California Treasurer John Chiang offered his assistance Wednesday to the North Bay’s fire rebuilding efforts.
“I want to do all I can to make sure you have a rapid recovery,” Chiang told business leaders at a breakfast meeting of the Santa Rosa Metro Chamber of Commerce.
Chiang, a Democrat running for governor, said his office will provide low-interest financing for damaged health care clinics and those purchasing debris hauling trucks and recycling equipment “so haulers can sale up to meet the current needs.”
He also sought input on other ways state government could better aid the recovery.
After the breakfast, Chiang’s itinerary included a stop at a destroyed Mountain Mikes Pizza in northwest Santa Rosa and visits to an affected cannabis business and two health clinics.
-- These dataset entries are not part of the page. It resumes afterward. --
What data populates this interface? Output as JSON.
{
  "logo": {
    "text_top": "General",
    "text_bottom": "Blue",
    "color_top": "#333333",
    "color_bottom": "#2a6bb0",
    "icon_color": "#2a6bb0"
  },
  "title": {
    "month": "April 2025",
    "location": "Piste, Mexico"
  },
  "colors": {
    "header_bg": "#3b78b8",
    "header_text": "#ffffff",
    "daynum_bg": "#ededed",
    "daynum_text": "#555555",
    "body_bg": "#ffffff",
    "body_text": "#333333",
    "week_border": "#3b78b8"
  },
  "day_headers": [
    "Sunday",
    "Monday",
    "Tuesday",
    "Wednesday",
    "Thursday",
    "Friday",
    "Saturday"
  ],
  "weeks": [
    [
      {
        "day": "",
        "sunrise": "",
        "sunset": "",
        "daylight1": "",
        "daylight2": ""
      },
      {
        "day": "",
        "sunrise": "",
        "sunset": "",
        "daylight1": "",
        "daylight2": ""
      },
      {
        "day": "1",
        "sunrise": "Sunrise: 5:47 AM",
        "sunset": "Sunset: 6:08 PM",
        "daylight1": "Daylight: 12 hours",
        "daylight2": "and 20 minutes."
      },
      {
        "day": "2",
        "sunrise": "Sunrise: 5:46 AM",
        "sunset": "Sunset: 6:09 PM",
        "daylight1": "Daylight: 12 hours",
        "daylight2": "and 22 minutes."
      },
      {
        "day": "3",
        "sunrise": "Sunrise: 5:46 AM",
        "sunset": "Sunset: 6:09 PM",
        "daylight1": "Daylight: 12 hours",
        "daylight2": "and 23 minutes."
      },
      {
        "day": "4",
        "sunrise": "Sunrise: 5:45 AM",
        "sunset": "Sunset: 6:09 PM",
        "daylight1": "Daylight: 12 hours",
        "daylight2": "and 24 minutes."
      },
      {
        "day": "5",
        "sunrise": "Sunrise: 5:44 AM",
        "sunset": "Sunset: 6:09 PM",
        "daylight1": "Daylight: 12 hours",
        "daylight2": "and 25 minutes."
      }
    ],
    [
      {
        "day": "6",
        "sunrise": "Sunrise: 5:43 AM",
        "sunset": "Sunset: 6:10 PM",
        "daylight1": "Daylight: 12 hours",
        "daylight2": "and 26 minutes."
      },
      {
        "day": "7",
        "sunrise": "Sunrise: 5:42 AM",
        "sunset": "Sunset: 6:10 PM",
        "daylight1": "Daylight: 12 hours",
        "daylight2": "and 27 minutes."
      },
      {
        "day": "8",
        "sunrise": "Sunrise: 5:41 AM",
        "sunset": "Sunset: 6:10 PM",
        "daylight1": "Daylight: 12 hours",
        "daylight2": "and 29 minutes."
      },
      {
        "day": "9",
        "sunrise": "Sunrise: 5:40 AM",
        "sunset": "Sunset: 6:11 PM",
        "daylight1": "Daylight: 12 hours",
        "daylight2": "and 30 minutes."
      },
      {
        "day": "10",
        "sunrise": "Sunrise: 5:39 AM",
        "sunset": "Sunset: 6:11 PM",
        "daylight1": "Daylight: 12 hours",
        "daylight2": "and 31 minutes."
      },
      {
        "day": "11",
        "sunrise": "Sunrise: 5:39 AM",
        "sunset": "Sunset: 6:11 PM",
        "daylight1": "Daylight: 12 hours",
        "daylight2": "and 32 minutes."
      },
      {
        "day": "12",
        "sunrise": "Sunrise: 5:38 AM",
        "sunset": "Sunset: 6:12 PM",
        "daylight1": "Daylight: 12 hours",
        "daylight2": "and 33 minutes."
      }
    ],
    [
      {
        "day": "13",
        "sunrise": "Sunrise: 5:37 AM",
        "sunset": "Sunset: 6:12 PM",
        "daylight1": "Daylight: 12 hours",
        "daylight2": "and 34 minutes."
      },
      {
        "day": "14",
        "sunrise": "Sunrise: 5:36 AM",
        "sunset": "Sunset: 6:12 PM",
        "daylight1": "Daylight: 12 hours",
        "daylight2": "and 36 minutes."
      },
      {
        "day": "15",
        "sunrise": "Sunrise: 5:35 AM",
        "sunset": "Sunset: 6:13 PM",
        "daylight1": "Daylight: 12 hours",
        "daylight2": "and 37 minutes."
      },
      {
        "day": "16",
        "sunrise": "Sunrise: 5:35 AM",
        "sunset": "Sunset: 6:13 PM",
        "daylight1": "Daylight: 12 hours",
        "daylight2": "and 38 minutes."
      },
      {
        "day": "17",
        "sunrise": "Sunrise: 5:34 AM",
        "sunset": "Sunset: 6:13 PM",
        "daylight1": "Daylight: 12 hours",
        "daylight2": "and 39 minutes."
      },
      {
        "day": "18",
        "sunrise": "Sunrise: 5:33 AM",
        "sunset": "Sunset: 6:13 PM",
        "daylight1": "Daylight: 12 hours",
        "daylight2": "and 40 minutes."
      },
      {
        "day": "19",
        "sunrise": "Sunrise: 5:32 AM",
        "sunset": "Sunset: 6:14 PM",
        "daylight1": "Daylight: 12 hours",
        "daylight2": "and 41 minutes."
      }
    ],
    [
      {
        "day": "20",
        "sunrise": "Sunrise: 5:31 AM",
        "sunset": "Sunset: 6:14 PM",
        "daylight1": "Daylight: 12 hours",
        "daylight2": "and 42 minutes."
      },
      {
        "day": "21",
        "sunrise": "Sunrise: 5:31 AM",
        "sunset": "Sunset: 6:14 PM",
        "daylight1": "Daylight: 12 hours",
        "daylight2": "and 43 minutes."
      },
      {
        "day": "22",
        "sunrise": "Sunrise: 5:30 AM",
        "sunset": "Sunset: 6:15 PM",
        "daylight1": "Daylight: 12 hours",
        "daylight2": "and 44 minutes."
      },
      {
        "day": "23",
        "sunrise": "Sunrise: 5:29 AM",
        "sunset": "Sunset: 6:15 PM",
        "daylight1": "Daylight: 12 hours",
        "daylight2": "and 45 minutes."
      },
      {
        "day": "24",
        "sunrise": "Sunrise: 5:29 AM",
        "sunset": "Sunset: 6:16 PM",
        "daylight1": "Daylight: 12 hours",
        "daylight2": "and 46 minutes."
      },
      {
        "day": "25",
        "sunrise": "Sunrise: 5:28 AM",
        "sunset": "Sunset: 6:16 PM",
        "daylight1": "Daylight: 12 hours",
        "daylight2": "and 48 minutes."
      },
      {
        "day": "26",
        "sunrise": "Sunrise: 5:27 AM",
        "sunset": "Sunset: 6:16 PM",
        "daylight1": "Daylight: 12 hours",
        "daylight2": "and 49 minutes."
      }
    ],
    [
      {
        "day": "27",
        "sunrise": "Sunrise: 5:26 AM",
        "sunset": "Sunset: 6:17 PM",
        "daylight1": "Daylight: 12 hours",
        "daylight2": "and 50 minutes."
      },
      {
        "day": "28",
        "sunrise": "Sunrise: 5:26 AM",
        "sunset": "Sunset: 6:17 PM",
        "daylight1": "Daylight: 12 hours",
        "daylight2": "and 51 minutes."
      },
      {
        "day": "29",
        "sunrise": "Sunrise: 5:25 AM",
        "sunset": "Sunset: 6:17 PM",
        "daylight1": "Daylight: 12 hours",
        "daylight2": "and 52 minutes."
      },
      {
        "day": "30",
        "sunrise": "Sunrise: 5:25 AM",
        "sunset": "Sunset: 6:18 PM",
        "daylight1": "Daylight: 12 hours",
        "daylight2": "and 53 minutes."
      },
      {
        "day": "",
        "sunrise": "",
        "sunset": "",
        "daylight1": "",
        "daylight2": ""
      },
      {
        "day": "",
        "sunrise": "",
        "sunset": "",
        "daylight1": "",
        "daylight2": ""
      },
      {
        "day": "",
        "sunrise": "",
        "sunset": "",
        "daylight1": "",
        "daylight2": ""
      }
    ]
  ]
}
Before an audience of about 150 people at Vintners Inn in Santa Rosa, Chiang noted that the Vista Clinic operated in Fountaingrove by Santa Rosa Community Health Centers had suffered $16 million in damage from the recent wildfires. Helping such clinics rebuild is important, he said, because roughly 1 in 7 Californians gets health care through such community centers.
After the treasurer’s presentation, business people had a chance to raise some concerns.
Aaron Friedman, owner of the sign company Signarama, told Chiang that his Piner Road facility still stands but “we’ve lost a lot of business” from the weeks when the surrounding area was under mandatory evacuation.
“Where is the help for some of us?” he asked.
Meanwhile, those in the building industry said contractors are concerned that rebuilding will be slowed greatly unless a streamlined system is developed for the release of insurance funds for reconstruction. Those funds will be controlled by hundreds of different lenders for residential properties with mortgages.
David Harts, a former construction company vice president, told Chiang that without a reliable flow of funds to builders, “this recovery will not happen.”
During his comments, Chiang raised a separate concern that the GOP-controlled Congress could slow new housing construction by ending federal tax breaks on “private activity bonds.”
Such tax-exempt bonds are used for the majority of private-based affordable housing projects, he said.
“If you think the housing crisis in California is bad today, it’s going to get far worse if that provision passes,” Chiang said.